軽い言葉、終始言い訳 コシヒカリ発言波紋【記者の目】
2021.11.10
政治家の言葉がここまで軽くていいのか。コシヒカリ発言を巡る川勝平太知事の緊急記者会見を聞いた率直な感想だ。先鋭的な言葉が時に重大な差別を生む自覚はなく、到底、理解できない言い訳を最後まで繰り返した。
「真意」の説明があきれる。若林洋平氏が好きな食べ物に「白米」を挙げ「ご飯さえあれば何もいらない」と言ったことを引き合いに「彼の農業観が表れている。御殿場にコシヒカリしかないようなイメージを広げた。35市町の代表になり得ないという趣旨だった」と釈明した。
好きな食べ物に対する最大限の賛辞を曲解し、批判のための批判をしたとしか思えない。若林氏への批判としてすら成り立っていないからこそ、県民が怒っているという自覚はないのだろうか。
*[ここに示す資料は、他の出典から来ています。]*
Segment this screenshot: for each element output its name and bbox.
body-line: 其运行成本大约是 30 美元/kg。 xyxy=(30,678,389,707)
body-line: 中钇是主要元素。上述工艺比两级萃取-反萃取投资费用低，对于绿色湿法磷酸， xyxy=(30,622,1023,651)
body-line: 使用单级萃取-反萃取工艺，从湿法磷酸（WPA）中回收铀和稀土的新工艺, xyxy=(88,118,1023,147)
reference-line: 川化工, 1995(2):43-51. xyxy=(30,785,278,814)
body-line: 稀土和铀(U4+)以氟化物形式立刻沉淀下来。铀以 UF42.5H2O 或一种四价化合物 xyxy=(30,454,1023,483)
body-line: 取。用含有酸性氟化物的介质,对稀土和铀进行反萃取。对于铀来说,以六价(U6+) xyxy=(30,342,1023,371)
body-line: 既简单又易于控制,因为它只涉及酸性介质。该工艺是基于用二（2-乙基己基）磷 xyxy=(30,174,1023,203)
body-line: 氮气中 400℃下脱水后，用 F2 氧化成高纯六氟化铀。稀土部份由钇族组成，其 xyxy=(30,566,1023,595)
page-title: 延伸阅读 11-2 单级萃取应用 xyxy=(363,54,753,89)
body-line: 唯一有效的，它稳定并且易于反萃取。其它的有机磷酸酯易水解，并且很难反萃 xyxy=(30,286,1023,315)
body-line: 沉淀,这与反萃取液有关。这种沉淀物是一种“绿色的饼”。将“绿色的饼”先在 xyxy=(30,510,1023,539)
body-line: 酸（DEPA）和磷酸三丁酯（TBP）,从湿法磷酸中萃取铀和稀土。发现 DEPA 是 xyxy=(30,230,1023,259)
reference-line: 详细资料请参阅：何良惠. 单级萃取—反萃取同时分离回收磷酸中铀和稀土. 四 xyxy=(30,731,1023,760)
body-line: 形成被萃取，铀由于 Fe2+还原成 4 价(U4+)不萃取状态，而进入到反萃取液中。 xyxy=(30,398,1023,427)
演説の中では御殿場市と浜松市の人口を比較し「どちらを選びますか」と絶叫した。かつて人口減を理由に静岡市を「政令市失格」と断じた姿を思い出した。県の代表である知事が人口の多少で市町の優劣を決めるような発言をするのは看過できない。
県議会での追及が待っている。政策論争をとの声もあるだろうが、政治家の言葉には政治姿勢の根幹が表れる。「失言」で済ましていい問題ではない。